In the U.S., REMICADE®, in combination with methotrexate, is indicated for reducing signs and symptoms, inhibiting the progression of structural damage and improving physical function in patients with moderately to severely active RA. REMICADE® is the only biologic indicated for the treatment of patients with moderately-to-severely active CD who have had an inadequate response to conventional therapy. REMICADE® is also indicated for reducing the number of draining enterocutaneous and rectovaginal fistulas and maintaining fistula closure in patients with fistulizing CD. In December 2004, REMICADE® was approved for reducing signs and symptoms in patients with active AS. In May 2005, REMICADE® was approved for reducing signs and symptoms of active arthritis in patients with PsA. Additionally, in September 2005, REMICADE® was approved for reducing signs and symptoms, achieving clinical remission and mucosal healing, and eliminating corticosteroid use in patients with moderately to severely active UC who have had an inadequate response to conventional therapy. This approval makes REMICADE® the first and only biologic approved for the treatment of moderate to severe UC.

REMICADE® is unique among available anti-TNF biologic therapies.
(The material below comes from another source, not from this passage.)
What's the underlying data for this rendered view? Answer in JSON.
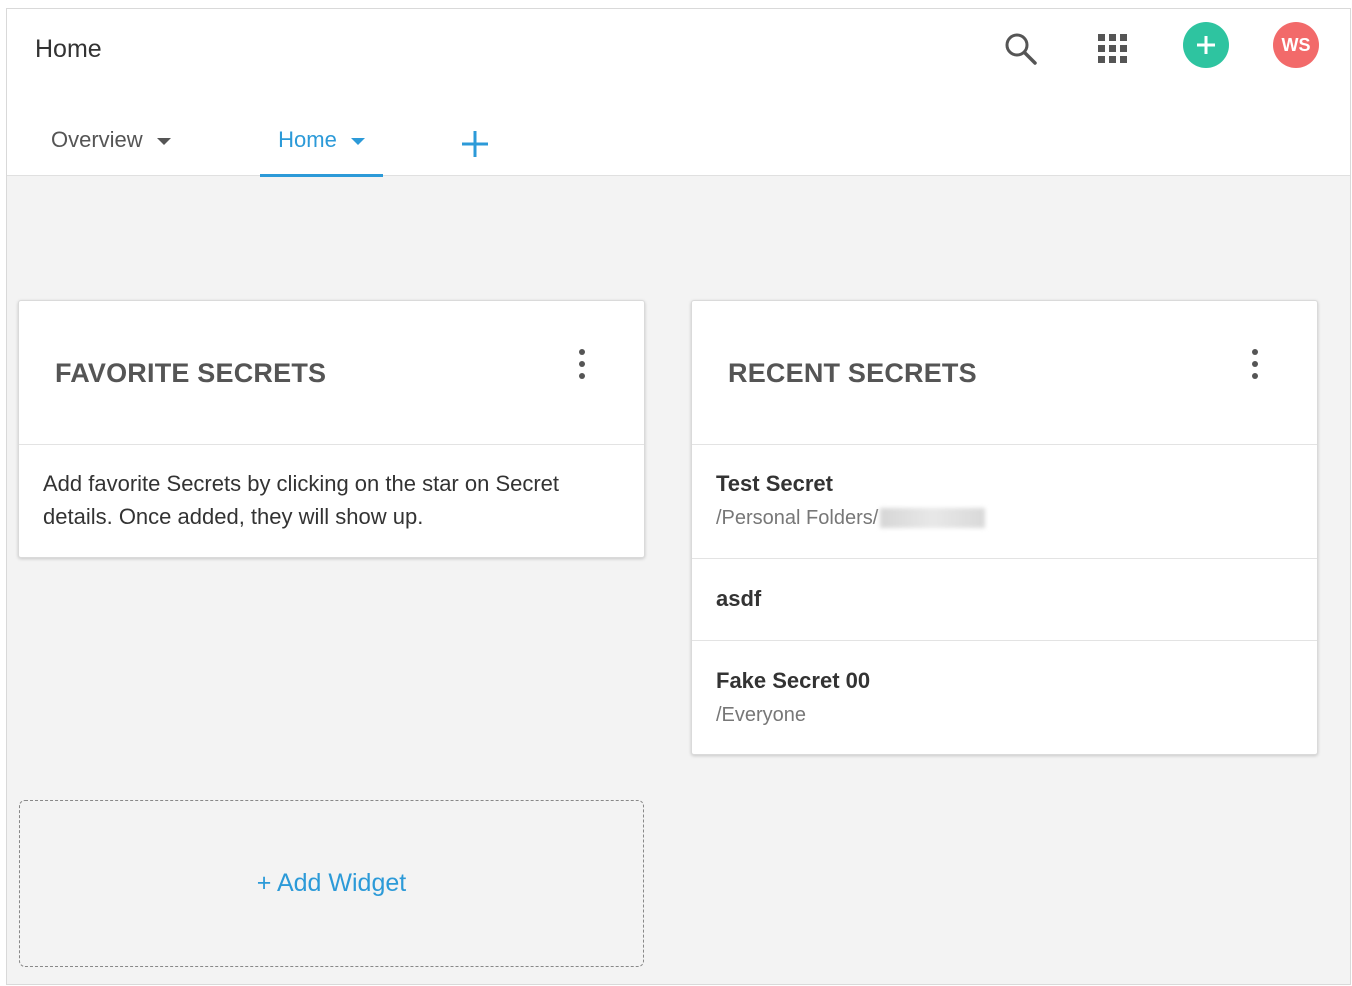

Unlike self-administered therapies that require patients to inject themselves frequently, REMICADE® is the only anti-TNF biologic administered directly by caregivers in the clinic or office setting. In RA (3 mg/kg), CD (5 mg/kg), PsA (5 mg/kg), and UC (5 mg/kg), REMICADE® is a two-hour infusion administered every eight weeks, following a standard induction regimen that requires treatment at weeks zero, two and six. As a result, REMICADE® patients may require as few as six treatments each year. In AS (5 mg/kg), REMICADE® is a two-hour infusion administered every six weeks, following a standard induction regimen that requires treatment at weeks zero, two and six.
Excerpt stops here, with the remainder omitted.